Implications for future research, policy and practice

Antibiotics are of little or no benefit in most cases of routine treatment of uncomplicated acute rhinosinusitis because of the risk of increased antibiotic resistance, unnecessary side-effects, and higher cost of medical care.5,21 Acute rhinosinusitis has been shown to be associated with substantial costs to the healthcare system, the individual, and to society as a whole.6 A change in treatment practice with a reduced prescription of antibiotics could save money and improve HRQoL for patients diagnosed with acute rhinosinusitis.

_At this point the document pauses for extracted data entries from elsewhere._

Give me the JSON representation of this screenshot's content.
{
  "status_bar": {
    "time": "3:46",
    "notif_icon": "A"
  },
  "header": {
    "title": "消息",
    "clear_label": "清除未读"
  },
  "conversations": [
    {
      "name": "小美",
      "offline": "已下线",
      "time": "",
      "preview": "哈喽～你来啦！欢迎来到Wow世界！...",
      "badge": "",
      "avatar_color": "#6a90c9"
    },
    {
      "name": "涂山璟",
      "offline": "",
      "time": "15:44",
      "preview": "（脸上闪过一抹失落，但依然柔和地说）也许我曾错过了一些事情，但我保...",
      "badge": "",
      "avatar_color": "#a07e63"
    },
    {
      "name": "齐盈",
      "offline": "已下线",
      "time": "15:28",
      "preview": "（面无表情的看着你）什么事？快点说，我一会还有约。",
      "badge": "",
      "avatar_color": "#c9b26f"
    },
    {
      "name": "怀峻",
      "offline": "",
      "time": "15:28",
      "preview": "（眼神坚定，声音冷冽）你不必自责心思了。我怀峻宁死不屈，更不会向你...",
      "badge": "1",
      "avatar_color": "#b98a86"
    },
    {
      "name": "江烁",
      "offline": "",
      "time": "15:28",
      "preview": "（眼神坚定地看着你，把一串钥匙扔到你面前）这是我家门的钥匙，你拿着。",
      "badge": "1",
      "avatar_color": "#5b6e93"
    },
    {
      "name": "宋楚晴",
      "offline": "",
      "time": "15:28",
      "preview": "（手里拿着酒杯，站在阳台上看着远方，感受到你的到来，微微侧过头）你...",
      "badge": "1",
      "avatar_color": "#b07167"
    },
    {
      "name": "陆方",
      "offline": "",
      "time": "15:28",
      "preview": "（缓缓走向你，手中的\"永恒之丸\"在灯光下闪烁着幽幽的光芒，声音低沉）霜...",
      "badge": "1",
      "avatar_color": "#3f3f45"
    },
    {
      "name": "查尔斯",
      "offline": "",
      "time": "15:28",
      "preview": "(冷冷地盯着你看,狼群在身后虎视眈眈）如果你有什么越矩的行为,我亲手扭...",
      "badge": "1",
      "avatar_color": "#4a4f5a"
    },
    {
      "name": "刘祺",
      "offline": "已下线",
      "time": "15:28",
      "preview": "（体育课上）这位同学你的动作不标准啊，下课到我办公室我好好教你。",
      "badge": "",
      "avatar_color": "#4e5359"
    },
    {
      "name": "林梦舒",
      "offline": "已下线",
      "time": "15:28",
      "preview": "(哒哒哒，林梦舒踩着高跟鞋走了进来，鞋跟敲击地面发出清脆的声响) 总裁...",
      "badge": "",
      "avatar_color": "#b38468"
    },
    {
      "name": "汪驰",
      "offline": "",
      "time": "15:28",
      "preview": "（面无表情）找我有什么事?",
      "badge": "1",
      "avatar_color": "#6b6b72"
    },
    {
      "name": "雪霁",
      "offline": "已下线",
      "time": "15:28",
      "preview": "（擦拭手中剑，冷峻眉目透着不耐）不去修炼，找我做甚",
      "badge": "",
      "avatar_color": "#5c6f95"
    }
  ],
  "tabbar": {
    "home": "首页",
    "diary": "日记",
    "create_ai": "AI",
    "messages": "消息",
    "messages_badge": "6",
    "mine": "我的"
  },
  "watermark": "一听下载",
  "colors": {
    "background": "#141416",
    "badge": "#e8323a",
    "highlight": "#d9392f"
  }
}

In view of increasing antibiotic resistance in society, the present study shows promising results. Meltzer and co-workers4 showed that rhinosinusitis can be treated successfully without antibiotics, and we have shown that costs can be saved at a societal level in doing so.

Conclusions

Using observational and clinical data to model acute rhinosinusitis in the Swedish setting shows that treatment with MFNS 200μg twice daily results in lower costs and increased QALYs compared with the alternatives (amoxicillin or non-active treatment). The quality of life instruments EQ-5D and EQ-VAS probably have limited sensitivity for detecting differences in HRQoL in patients with acute mild to moderate rhinosinusitis. In spite of that, the model simulation shows that treatment with MFNS in most analyses results in lower costs than amoxicillin or non-active treatment and thus is cost-saving. Consequently, MFNS 200μg twice daily provides an attractive alternative to antibiotics in the treatment of acute rhinosinusitis.